An environmental studies major combines several disciplines from the natural and social sciences. You can expect to take courses in environmental policy, ecology, sociology, or anthropology. You'd learn about environmental policy and human geography, perhaps completing a thesis or internship. You may study marine animals and their environments, wetlands ecology, or environmental toxicology. Schools allow students to gain research experience, working with faculty on research grants.

What Jobs Can I Qualify For?

The choice to earn a Bachelor of Arts or Bachelor of Science in Environmental Studies may have some bearing on the jobs for which you'll be qualified. Bachelor of Arts programs tend to focus on humanities, in addition to core science and mathematics courses. With this option, urban planning, or environmental journalism would be possible career plans.

Bachelor of Science programs, by contrast, have more science requirements, and they focus more on lab-based work in the field. The Bachelor of Science track can prepare you for an entry-level position as a conservation scientist or environmental compliance inspector, among others.

What Do These Careers Entail?

An environmental compliance inspector is responsible for investigating violations of environmental laws, such as illegal dumping, and for inspecting facilities and systems involved in such practices as water treatment. You would be responsible for writing notices of violations, developing compliance plans, and inspecting records.

A conservation scientist may specialize in water or soil conservation issues. As a conservation scientist, you'd be responsible for monitoring animals, soil and plants native to specific areas, or for monitoring water to check for contamination. You'd also work with government agencies at the local, state, and federal levels to ensure that resources are adequately preserved and managed in the most productive ways.

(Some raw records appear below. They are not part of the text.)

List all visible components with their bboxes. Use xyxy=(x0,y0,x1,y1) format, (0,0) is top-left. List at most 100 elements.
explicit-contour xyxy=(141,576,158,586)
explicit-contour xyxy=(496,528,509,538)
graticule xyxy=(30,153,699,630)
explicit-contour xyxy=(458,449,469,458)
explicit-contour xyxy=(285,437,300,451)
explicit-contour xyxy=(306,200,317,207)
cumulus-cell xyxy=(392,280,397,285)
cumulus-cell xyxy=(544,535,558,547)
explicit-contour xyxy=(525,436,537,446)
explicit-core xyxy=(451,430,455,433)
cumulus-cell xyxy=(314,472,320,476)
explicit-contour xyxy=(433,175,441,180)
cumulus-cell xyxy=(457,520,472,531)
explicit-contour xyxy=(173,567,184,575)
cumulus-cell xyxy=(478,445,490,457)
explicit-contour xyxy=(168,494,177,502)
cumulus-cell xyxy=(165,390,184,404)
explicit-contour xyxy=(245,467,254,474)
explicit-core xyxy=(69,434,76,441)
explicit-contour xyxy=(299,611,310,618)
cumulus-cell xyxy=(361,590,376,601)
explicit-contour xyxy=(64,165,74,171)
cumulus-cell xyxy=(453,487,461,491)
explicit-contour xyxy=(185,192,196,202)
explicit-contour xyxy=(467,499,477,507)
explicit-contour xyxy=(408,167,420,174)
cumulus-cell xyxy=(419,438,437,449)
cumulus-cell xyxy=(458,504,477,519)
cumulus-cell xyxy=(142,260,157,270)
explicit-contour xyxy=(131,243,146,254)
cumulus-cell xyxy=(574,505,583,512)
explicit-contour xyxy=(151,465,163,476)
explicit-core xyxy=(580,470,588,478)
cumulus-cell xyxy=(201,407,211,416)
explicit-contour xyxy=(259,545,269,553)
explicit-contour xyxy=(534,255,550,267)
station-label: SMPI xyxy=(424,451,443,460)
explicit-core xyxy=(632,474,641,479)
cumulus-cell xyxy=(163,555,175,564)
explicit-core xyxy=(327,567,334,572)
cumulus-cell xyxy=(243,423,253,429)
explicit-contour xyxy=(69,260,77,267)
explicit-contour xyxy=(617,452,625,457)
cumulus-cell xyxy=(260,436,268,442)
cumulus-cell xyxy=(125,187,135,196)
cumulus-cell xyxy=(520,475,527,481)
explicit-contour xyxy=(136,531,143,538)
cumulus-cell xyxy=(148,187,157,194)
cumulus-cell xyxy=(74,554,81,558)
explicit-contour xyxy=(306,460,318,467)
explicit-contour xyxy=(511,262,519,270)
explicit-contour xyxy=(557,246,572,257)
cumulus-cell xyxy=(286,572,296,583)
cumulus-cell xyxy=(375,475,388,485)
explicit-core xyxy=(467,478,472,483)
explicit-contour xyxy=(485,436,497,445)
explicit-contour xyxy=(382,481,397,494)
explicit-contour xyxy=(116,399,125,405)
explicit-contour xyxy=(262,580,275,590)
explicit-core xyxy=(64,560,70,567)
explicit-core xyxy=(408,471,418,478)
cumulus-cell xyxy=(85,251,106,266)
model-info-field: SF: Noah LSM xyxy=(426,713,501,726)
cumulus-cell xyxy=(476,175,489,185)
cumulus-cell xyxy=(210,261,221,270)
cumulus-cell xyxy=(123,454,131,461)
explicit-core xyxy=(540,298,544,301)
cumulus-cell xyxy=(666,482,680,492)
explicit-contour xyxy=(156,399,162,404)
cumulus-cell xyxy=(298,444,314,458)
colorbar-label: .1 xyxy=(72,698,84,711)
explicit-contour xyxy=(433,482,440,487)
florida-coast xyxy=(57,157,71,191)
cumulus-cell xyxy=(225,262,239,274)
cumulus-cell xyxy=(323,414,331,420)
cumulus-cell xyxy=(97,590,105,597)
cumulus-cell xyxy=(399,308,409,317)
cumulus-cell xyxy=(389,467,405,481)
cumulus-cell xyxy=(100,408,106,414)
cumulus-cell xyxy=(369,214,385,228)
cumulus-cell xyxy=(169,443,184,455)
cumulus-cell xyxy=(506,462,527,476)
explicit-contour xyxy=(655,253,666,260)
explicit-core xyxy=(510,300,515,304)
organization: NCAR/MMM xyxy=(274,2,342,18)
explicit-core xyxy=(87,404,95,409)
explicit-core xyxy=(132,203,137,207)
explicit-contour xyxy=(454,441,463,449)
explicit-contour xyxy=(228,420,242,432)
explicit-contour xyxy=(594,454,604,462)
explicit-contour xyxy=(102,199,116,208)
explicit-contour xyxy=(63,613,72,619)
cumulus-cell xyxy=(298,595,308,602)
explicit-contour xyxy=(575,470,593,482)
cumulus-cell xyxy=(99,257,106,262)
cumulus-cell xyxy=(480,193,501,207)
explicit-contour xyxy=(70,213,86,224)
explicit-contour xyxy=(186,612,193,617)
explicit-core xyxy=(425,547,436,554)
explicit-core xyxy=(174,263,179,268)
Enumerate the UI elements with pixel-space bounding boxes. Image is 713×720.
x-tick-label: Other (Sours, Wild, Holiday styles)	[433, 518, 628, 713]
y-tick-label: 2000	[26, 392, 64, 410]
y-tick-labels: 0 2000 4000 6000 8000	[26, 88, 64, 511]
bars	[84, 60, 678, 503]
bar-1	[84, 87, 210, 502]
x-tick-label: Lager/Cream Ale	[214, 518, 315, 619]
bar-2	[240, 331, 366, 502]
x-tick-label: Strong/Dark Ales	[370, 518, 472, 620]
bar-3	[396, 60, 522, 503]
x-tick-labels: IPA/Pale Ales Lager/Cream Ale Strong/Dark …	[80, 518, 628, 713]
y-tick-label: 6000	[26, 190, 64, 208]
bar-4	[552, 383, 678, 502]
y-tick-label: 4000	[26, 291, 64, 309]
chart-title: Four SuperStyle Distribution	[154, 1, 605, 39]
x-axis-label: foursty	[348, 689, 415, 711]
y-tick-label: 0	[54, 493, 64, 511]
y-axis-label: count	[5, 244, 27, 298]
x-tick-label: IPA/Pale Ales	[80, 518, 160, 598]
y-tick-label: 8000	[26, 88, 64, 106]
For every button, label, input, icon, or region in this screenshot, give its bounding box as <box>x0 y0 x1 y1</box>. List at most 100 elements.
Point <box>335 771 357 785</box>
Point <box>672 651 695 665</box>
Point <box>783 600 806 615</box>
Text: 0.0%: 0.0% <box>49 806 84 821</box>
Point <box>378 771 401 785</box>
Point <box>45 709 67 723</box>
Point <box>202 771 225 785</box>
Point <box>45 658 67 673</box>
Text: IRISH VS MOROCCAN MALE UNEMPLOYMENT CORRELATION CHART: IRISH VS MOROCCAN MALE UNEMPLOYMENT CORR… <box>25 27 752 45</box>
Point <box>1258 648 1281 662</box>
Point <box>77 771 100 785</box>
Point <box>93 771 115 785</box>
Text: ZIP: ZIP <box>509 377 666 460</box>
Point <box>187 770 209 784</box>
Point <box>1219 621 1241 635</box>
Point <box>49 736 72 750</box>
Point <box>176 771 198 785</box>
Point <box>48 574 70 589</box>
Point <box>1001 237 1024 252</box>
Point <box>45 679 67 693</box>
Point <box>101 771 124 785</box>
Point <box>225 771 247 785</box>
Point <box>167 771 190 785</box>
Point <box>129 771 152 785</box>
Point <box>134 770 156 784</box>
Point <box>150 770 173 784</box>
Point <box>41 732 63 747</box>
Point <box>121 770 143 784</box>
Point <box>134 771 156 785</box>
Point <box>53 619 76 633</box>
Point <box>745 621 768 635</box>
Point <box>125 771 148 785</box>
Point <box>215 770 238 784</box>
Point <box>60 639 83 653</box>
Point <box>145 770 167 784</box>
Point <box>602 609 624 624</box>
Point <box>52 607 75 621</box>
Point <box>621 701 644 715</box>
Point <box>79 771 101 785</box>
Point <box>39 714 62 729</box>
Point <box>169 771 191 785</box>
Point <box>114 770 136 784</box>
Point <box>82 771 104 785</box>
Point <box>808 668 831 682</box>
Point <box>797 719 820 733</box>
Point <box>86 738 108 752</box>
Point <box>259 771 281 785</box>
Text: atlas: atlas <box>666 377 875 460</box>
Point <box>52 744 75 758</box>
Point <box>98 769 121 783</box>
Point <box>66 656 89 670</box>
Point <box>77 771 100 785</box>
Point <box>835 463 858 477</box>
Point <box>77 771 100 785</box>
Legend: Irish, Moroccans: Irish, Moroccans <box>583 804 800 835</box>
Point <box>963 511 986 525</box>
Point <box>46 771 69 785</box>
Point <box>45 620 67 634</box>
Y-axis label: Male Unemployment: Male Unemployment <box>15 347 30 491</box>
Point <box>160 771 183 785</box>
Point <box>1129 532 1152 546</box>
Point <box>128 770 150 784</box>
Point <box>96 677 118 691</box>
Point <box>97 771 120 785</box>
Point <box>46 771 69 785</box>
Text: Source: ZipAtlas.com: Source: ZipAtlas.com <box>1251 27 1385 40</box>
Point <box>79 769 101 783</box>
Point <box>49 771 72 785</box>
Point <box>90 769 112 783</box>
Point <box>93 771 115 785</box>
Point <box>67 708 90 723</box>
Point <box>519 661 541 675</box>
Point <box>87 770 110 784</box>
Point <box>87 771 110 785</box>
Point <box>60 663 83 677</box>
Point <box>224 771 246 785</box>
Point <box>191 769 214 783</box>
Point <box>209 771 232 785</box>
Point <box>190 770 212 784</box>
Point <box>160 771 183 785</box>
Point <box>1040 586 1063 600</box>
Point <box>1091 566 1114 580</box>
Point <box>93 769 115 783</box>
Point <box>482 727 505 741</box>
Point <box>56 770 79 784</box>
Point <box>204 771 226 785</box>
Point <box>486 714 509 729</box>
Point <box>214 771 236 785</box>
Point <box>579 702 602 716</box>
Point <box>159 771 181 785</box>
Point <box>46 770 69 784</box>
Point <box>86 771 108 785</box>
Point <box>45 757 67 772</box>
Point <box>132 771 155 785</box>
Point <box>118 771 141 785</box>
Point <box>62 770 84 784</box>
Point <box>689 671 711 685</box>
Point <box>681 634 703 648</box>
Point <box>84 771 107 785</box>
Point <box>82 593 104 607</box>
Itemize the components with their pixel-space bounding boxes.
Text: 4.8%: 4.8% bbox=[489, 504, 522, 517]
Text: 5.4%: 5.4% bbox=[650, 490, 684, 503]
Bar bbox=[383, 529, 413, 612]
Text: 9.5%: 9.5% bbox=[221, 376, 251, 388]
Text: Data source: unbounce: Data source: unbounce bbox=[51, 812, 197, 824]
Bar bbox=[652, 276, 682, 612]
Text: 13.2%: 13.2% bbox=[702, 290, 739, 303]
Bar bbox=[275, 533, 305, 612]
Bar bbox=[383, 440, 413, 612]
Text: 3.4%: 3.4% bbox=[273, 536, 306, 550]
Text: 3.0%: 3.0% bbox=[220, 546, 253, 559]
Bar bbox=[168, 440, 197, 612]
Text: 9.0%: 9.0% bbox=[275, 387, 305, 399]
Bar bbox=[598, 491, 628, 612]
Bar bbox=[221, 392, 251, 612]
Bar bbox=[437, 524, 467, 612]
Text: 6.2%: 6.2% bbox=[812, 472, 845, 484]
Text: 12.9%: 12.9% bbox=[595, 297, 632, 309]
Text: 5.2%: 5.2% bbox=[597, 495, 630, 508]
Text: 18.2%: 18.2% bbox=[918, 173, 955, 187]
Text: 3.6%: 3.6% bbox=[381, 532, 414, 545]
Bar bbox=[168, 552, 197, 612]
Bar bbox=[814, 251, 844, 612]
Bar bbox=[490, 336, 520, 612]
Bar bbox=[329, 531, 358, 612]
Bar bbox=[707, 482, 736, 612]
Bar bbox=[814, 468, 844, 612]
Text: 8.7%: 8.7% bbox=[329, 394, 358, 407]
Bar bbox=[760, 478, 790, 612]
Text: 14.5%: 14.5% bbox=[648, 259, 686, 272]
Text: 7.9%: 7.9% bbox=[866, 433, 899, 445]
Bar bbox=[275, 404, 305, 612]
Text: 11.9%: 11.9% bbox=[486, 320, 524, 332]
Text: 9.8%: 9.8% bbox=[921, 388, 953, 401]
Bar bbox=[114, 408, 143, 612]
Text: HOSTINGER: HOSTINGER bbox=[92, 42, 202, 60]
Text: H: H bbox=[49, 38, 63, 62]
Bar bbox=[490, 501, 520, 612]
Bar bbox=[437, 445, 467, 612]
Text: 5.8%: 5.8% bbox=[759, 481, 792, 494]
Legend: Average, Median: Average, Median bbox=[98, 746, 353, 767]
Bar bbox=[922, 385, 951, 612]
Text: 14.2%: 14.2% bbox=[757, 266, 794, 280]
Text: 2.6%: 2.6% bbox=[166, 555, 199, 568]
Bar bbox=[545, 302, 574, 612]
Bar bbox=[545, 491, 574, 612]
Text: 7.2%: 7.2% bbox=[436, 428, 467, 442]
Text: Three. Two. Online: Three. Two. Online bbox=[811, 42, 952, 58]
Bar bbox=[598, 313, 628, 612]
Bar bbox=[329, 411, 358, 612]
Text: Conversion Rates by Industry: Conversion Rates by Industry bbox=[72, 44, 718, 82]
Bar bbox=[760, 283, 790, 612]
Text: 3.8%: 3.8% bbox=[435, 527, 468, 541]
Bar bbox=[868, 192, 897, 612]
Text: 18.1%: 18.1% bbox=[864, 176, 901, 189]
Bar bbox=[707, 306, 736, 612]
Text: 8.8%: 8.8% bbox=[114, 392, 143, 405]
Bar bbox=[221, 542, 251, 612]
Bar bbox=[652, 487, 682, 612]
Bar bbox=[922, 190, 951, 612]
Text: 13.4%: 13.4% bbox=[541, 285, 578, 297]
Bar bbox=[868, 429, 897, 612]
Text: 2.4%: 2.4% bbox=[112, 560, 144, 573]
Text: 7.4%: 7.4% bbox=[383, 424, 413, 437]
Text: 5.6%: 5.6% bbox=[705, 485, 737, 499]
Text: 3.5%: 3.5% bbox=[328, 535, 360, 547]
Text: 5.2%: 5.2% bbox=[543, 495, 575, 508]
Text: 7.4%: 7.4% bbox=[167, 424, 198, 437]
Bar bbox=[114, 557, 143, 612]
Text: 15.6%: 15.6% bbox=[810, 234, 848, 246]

An urban planner works with local governments to ensure that city, county, and state codes are met as changes are made to regulations regarding the use of land resources. Planners conduct public meetings to encourage citizen input on potential changes to a city's or county's urban growth boundaries. They also work with architects and other consultants in the design of infrastructure improvements.

Environmental journalists scout out potential news stories related to environmental dangers and the steps various groups are taking to curb these dangers. Since environmental concern is a global issue, this position may require you to do some significant traveling, both domestically and internationally.

How Much Can I Earn?

The U.S. Bureau of Labor Statistics (BLS) information for environmental compliance inspectors indicates average annual earnings of $69,180 in 2015. In the same year, the federal government employed the most compliance inspectors in general, while the highest paying industry were securities and commodities exchanges.

Conservation scientists' average yearly salary was $63,800 as of May 2015, reports the BLS. Conservation scientists who worked for scientific research and development services earned the most, with an average of $84,970 per year.

Data from the BLS also indicate that urban planners earned an average of $70,680 annually in 2015. A large majority was employed by local governments.

What Are Some Similar Careers?

Architects design different kinds of buildings, such as houses, factories, offices, and apartments. They often work closely with urban planners, especially on large-scale projects. Foresters work with conservationists to monitor the state of forests, ensuring sustainable harvesting, helping to control forest fires, and devising plans for better and less damaging ways of removing trees. Agricultural and food scientists research farming and agricultural projects to try and discover new and more efficient ways of producing food, typically with consideration to the environment. All of these careers require a bachelor's degree to enter the field.